2. In a blender or food processor, crush the pork rinds to a fine powder. Set aside.
3. Melt the ghee on your stovetop.
4. In a blender, combine the raw ground pork, melted ghee, and 3 eggs until a smooth paste forms.
5. Transfer the mixture to a mixing bowl and fold in pork rind powder and salt to form a dense dough.
6. Press the dough into a pie pan to form a tall crust. Freeze or reserve any excess dough.
7. Bake the crust at 375°F for 20 minutes.
8. While baking, cook the bacon until crisp, then cool and chop.

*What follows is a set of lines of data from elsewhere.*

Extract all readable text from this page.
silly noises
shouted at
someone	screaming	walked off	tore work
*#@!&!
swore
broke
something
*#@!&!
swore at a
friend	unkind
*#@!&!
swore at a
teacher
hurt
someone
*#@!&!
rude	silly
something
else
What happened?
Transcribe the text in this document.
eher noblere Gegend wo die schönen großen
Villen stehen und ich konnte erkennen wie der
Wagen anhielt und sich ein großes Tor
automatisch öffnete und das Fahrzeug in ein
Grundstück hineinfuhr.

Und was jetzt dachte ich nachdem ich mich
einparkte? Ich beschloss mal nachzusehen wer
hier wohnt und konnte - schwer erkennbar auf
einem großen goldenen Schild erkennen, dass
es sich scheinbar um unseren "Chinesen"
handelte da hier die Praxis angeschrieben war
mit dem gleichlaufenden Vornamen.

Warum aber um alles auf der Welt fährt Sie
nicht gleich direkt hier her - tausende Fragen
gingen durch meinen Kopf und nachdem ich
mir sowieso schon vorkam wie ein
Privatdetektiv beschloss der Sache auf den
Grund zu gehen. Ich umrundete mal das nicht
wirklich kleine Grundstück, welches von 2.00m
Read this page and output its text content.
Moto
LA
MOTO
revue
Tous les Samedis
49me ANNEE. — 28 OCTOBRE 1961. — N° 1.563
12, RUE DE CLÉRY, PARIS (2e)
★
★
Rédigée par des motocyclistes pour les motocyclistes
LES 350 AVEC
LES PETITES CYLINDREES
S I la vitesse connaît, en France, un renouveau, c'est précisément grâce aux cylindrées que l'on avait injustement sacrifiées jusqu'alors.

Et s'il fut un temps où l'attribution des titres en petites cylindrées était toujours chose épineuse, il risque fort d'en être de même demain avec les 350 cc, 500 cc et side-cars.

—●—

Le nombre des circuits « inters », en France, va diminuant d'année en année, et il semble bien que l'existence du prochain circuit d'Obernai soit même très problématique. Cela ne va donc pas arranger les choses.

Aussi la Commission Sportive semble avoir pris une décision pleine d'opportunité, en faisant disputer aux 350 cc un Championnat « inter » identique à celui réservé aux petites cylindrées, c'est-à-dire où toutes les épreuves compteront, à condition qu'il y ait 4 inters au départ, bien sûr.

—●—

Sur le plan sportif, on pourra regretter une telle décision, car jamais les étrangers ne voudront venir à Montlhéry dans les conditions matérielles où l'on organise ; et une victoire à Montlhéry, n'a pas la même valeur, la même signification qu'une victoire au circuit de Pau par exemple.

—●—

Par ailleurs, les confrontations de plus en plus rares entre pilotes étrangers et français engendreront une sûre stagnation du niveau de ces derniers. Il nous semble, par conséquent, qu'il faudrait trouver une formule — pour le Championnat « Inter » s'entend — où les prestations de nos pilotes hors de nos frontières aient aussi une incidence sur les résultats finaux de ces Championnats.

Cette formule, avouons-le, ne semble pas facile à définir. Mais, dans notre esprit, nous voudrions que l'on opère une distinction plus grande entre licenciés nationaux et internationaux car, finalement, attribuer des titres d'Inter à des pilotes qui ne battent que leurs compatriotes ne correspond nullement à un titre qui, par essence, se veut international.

9. In a bowl, whisk together the remaining 6 eggs, heavy cream, and salt for 1 minute.
10. Fold in shredded cheese and chopped bacon.
11. Pour the filling into the baked crust and garnish with chives (optional).
12. Bake at 375°F for 30–35 minutes, until golden and set.
13. Let cool for 10–15 minutes before serving. Store leftovers in the fridge for up to 5 days.